Production of monoclonal antibody UNIVmAb
Hybridoma and the antibody were prepared according to Boregowda et al. (18, 22, 23). In brief, the hybridoma was grown in DMEM with human serum (pathogen and complement free)that were received from the hospitals. The antibody production in the presence of human serum (any blood groups) did not affect UNIVmAb recogntion of the human H11 antigen. The clones were grown in DMEM containing 10% (v/v) inactivated human serum. After 21 days, the media was collected and precipitated with cold saturated ammonium sulphate solution (final 50%) at 40C overnight and centrifuged at 12000xg for 30 min. The pellet was dissolved in PBS and dialyzed against PBS.
Statiscal Analysis:
Statistical differences between groups from ELISA were analyzed using graphpad prism version 5 software. Results are expressed as the mean±SD. A diiference with P values is defined as follows: P<0.001=extremely significant. For westerblot, image analysis was done using Image J software.
Methods
Detection of H11 antigen by ELISA using UNIVmAb
MaxiSorp flat-bottom high protein binding capacity polystyrene-96 well plates were used. Serum samples were diluted with 0.05M carbonate-bicarbonate buffer pH 9.6 to obtain a final concentration of 1µg/ml. 100µl of samples in triplicate were plated on to the 96well plate and incubated overnight at 40C. Following day the plate was blocked with skimmed milk (prepared in PBS) for 1 hour and incubated with UNIVmAb at 1:10000 overnight at 4oC. Following day the plate was washed with 0.2% Tween-PBS followed by incubation with b-goat anti-mouse antibody at 1:20000 for 1 hour and reacted with streptavidin-peroxidase at 1:50000 for one hour. Plate was washed with 0.2% Tween-PBS and 100 µl of ABTS (1.0 mg/mL) in 0.1M citrate buffer at pH 4.0 and 5%. Hydrogen peroxide. The reactions were stopped after one hour with 0.2M citric acid, and the absorbance was measured at 405nm. Figure 1. Experiments were repeated at least three times. Protein levels were measured by quantitative ELISA.
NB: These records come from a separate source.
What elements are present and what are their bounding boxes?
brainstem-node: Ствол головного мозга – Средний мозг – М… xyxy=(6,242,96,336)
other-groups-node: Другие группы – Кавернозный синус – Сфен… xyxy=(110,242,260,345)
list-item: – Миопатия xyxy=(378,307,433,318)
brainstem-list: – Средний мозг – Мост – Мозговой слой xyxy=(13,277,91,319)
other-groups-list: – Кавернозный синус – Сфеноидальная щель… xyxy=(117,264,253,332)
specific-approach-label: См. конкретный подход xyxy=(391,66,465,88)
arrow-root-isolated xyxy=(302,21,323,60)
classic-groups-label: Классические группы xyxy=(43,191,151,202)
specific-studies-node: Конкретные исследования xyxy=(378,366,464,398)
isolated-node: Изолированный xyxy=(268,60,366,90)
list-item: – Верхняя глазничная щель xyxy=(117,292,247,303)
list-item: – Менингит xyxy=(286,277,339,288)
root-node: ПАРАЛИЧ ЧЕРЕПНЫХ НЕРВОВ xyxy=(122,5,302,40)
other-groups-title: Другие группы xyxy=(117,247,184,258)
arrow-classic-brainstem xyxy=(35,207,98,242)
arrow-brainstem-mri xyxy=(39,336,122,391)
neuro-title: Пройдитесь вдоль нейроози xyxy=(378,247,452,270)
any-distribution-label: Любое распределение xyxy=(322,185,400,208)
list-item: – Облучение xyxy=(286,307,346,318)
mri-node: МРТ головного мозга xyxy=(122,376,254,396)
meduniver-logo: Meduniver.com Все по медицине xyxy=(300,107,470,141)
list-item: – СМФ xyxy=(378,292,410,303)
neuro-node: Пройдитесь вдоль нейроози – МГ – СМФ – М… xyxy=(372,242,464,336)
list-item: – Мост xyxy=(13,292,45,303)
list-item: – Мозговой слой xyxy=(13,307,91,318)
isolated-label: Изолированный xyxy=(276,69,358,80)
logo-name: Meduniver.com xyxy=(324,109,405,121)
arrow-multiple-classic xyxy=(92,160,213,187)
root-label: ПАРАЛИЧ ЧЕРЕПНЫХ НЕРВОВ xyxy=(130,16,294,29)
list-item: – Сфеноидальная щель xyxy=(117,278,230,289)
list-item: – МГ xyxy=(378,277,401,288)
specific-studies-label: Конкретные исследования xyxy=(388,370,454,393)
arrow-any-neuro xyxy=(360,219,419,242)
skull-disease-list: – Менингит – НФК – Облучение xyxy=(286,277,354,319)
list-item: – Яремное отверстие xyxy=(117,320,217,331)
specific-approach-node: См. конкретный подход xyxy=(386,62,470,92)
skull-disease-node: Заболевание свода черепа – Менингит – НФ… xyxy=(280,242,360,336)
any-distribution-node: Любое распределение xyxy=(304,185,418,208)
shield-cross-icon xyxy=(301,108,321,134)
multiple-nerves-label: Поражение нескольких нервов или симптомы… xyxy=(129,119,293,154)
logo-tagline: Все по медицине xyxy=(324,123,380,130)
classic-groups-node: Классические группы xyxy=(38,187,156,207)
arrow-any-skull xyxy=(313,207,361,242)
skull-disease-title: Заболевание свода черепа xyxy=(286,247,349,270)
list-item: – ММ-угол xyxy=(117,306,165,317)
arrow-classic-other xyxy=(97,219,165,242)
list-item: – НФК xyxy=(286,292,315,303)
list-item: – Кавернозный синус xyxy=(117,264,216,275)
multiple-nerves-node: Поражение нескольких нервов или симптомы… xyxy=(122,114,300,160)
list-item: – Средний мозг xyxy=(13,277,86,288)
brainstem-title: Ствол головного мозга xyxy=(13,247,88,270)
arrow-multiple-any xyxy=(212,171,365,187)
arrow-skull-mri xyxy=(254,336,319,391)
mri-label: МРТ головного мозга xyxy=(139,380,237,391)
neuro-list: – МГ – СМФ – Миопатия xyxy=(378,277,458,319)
Western blot analysis of serum according to Boregowda et al, Fekry et al (15, 16)
50 μg proteins from serum lysate were resolved on 10% SDS-PAGE, transferred to PVDF membrane and reacted with UNIVmAb (1:1000 dilution) or anti HCAM mAb (1:1000 dilution) or with bHA probe (1:100 dilution) overnight at 4 0C. Following day, the blot was developed and the proteins were detected using Enhanced ChemiLuminescence (ECL). Since the isolation of antigen is vital to understand its property, we used purified circulating antigen by antibody conjugated CNBR activated sepharose and Cibacron blue affinity purification method. The purified H11 protein was reacted with UNIVmAb and was also cross reacted with bHA and HA-oligo (500ug Oligo) competition was also performed. Thisshowed that H11 antigen is a Hyaladherin.